Origem do debate sobre infiltração na máquina pública
A discussão teve início durante a análise do registro de Paulo Lomenha, candidato a deputado federal pelo Mobiliza, que teve a candidatura contestada pelo ministério público eleitoral. A procuradoria apontou o político como articulador de um esquema de fraudes em licitações investigado na operação serro, em municípios fluminenses.
A defesa argumentou que o grupo não utilizava violência, ameaças ou domínio territorial, elementos exigidos para caracterizar uma organização paramilitar, conforme veda o artigo 17, parágrafo quarto, da constituição federal. Para os advogados, faltavam os requisitos tradicionais de coação de eleitores exigidos em jurisprudências anteriores.
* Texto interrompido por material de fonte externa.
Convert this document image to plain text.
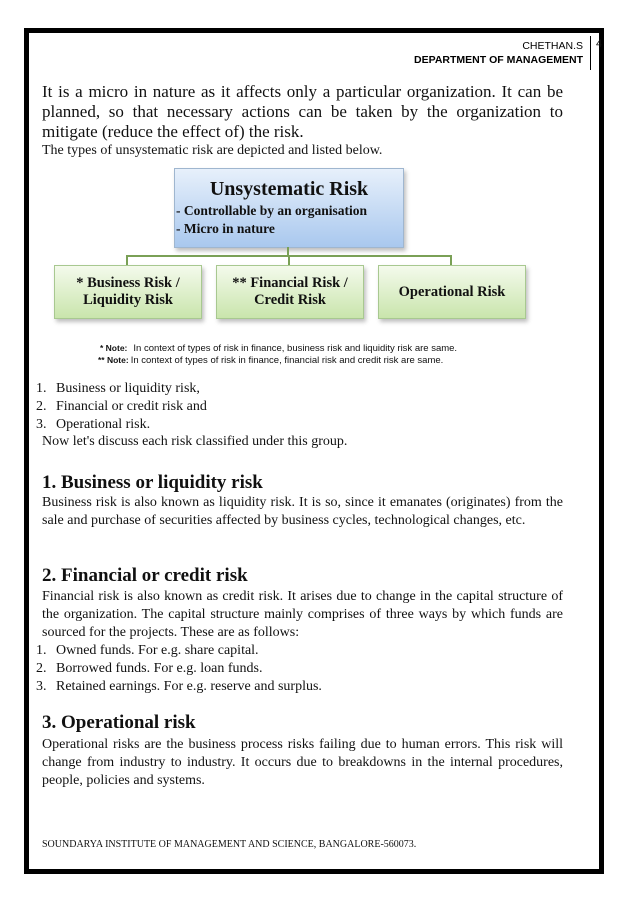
CHETHAN.S
DEPARTMENT OF MANAGEMENT
4
It is a micro in nature as it affects only a particular organization. It can be planned, so that necessary actions can be taken by the organization to mitigate (reduce the effect of) the risk.
The types of unsystematic risk are depicted and listed below.
Unsystematic Risk
- Controllable by an organisation
- Micro in nature
* Business Risk /
Liquidity Risk
** Financial Risk /
Credit Risk
Operational Risk
* Note: In context of types of risk in finance, business risk and liquidity risk are same.
** Note: In context of types of risk in finance, financial risk and credit risk are same.
1. Business or liquidity risk,
2. Financial or credit risk and
3. Operational risk.
Now let's discuss each risk classified under this group.
1. Business or liquidity risk
Business risk is also known as liquidity risk. It is so, since it emanates (originates) from the sale and purchase of securities affected by business cycles, technological changes, etc.
2. Financial or credit risk
Financial risk is also known as credit risk. It arises due to change in the capital structure of the organization. The capital structure mainly comprises of three ways by which funds are sourced for the projects. These are as follows:
1. Owned funds. For e.g. share capital.
2. Borrowed funds. For e.g. loan funds.
3. Retained earnings. For e.g. reserve and surplus.
3. Operational risk
Operational risks are the business process risks failing due to human errors. This risk will change from industry to industry. It occurs due to breakdowns in the internal procedures, people, policies and systems.
SOUNDARYA INSTITUTE OF MANAGEMENT AND SCIENCE, BANGALORE-560073.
O conceito da milícia burocrática e a divergência no tribunal
O relator do processo, desembargador Guilherme Calmon, defendeu que o crime organizado passou a atuar dentro do próprio estado. Segundo ele, os grupos conhecidos como milícia burocrática influenciam contratos, nomeações e decisões administrativas sem precisar de violência armada, exercendo o mesmo papel das facções tradicionais.
A decisão gerou divergência interna. O desembargador Bruno Bodart abriu voto contrário, argumentando que a extensão da regra para fraudes sem armas criaria uma nova restrição de elegibilidade e violaria o princípio da anterioridade eleitoral previsto para o pleito de 2026.
Voto de desempate consolida nova jurisprudência
O entendimento favorável à ampliação da norma foi reforçado pelo desembargador Fábio Ribeiro Porto, que destacou a evolução das organizações criminosas na disputa por recursos estatais. Para ele, o grupo que se enquadra na constituição não é o que utiliza armas, mas sim aquele que controla o próprio estado.
Com o placar empatado em três a três, o presidente da corte, Cláudio de Mello Tavares, proferiu o voto decisivo acompanhando o relator. A medida valida o bloqueio de candidaturas ligadas a esquemas de captura da administração pública no estado.